The morning of this walk began misty, but by the time I met the group I was walking with (our leader a Blue Badge Guide), the sun was out and blue sky was all around us.

Pimlico is close to Westminster, up (or is it down) river. It started out as marsh land. Hardly anyone lived there. The Manor of Ebury (or The Five Fields) is a triangular piece of land which eventually passed into the hands of Mary Davies, who as the age of twelve married (yes, really) Sir Thomas Grosvenor in 1666. By the time of the nineteenth century there was a demand for houses and so Pimlico, not as popular as its neighbours of Belgravia and Mayfair, began a building campaign. The man to do it was Thomas Cubitt and he used reclaimed soil from St Katherine’s Dock (close to the Tower of London) to help with construction and built a grid of handsome white stucco buildings.

Cubitt preferred to be known as a builder rather than an architect. He was also consulted by Prince Albert to help redesign Osborne House. There is a statue of Thomas Cubitt in Denbigh Street.
Pimlico has three squares, all of which have their own gardens. Only one of these, St George’s, is open to the public. The other two you need keys for (the residents of the houses on those squares hold keys as it’s part of their shared gardens), and very beautiful those gardens look, too.

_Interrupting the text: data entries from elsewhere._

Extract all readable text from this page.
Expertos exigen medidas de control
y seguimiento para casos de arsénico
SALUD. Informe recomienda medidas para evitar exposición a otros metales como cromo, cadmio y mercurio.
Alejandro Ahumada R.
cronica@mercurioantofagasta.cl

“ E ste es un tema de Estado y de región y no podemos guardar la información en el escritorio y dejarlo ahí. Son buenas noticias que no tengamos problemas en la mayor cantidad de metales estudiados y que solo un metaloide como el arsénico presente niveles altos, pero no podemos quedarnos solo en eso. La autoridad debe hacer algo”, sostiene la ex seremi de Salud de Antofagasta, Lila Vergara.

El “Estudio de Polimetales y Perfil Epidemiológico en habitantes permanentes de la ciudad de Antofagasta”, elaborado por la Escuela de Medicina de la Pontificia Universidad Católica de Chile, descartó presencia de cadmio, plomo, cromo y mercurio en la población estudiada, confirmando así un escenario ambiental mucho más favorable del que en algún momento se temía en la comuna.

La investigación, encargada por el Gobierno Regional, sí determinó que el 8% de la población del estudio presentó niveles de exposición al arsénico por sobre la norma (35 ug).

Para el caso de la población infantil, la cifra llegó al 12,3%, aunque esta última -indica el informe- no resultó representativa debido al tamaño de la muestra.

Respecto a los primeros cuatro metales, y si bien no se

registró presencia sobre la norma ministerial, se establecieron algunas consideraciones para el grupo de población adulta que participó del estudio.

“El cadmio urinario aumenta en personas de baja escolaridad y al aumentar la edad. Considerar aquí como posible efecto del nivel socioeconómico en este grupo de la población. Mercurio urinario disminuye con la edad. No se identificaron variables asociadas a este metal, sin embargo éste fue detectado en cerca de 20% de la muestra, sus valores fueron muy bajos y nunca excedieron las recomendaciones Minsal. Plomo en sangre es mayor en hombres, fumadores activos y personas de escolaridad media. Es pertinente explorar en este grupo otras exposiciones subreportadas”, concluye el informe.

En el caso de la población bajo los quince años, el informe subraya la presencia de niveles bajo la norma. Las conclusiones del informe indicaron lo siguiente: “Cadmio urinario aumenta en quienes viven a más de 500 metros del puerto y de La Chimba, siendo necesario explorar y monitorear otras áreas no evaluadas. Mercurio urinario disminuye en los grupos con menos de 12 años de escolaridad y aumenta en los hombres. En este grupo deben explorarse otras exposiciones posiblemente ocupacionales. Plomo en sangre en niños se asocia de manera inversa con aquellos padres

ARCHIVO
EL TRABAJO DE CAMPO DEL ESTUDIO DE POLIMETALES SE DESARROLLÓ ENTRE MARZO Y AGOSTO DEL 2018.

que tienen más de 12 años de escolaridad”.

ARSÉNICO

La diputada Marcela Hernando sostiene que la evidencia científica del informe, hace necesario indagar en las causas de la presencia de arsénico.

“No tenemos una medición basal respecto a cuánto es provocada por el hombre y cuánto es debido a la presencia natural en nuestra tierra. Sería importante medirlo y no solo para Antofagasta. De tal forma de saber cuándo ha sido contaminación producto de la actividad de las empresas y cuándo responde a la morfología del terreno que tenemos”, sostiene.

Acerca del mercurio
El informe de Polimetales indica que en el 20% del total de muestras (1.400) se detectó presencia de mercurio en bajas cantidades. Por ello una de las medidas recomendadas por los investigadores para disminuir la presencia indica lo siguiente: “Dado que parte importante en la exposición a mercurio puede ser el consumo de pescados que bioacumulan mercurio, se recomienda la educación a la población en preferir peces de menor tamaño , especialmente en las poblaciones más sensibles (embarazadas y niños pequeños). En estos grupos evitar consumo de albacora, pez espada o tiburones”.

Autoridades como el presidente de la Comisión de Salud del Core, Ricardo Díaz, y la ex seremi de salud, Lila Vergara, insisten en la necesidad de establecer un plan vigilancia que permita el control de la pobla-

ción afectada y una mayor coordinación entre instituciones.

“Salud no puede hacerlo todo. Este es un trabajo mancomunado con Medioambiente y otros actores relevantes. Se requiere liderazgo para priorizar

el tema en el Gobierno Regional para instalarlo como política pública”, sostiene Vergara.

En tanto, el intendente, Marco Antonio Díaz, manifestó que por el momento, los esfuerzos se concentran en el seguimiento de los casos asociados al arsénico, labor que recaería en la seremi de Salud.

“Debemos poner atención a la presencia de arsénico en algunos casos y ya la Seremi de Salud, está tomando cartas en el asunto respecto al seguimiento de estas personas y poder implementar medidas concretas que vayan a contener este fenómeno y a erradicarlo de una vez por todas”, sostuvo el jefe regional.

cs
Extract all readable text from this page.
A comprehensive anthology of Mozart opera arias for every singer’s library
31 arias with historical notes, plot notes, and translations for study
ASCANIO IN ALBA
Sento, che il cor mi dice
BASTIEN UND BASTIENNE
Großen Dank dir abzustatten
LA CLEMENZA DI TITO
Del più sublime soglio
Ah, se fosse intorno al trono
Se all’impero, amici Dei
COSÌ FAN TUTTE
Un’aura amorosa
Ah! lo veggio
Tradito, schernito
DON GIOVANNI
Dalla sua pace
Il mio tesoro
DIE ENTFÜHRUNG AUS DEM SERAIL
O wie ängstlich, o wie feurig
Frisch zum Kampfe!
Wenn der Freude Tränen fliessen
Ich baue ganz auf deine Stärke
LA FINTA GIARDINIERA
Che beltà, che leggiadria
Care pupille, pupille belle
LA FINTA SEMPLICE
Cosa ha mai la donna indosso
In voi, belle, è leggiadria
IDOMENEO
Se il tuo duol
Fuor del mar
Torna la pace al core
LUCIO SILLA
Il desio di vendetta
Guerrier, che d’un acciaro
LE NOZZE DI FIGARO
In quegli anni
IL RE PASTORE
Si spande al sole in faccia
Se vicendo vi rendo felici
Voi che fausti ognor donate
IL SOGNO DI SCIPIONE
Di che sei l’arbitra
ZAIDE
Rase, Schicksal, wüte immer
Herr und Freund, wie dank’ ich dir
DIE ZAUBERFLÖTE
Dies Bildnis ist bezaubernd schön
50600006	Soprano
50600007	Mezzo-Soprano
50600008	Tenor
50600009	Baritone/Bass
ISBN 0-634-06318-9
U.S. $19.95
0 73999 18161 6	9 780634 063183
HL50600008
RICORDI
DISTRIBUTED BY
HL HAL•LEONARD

We walked through St George’s garden to the right, through the trees, is St Saviour’s Church built by Thomas Cundy (Junior). This church’s claim to fame is their kindergarten in which Diana, Prince of Wales, worked before she married Prince Charles. Apparently, there is a bench in the gardens dedicated to her and the work she did there.
Over the road from St George’s Gardens is the River Thames. From here you can see the many tall buildings of Vauxhall, including the 8th tallest in England. Unfortunately, in 2015 a helicopter clipped to top of this in fog one morning killing several people. At one time there was a landing stage, or pier, leading from the Thames to St George’s Square, very nice for the residents! Today there is Pimlico Gardens with a statue of William Huskisson, a politician who unfortunately became the first person to be killed in a train accident, that train being Stephenson’s Rocket.

There is a great mix of housing in Pimlico, the beautiful buildings of Cubitt, new (1960’s) award winning estates near St James the Less Church, and the Churchill Gardens estate which boasts Grade I Listed status. There is even a line of Grade I Listed telephone boxes. One estate, the Dolphin, has its own shops and a swimming pool. Being close to Westminster it was popular with MP’s, but also housed a spy, Oswald Mosley and Diana Mitford.

Nearby in Eccleston Square, is where Winston Churchill himself lived and where his first two children were born. Next door is the Labour Party’s former Headquarters from where they ran their 1926 General Strike Campaign.
There are other famous people who once lived from Pimlico, including the man who invented Lawn Tennis (Major Walter Wingfield), Laura Ashley, Michael Costa (conductor of music) and Aubrey Beardsley (artist).

Finally, we ended our walk at St James the Less, a very unusual church. Very dark inside but the detail is amazing – the ironwork, bricks (same brick as the estate it adjoins) and it has the lovely artwork by George Frederic Watts, a Victorian artist of the aesthetic movement. Originally a painting, the paint began to come apart, so the work was made into a mosaic. Being a fan of the aesthetic movement, I was delighted to come across this.

This was the end of the walk and back at Pimlico tube station we said our goodbyes and went our separate ways. Pimlico may be small but it is more interesting than I ever knew.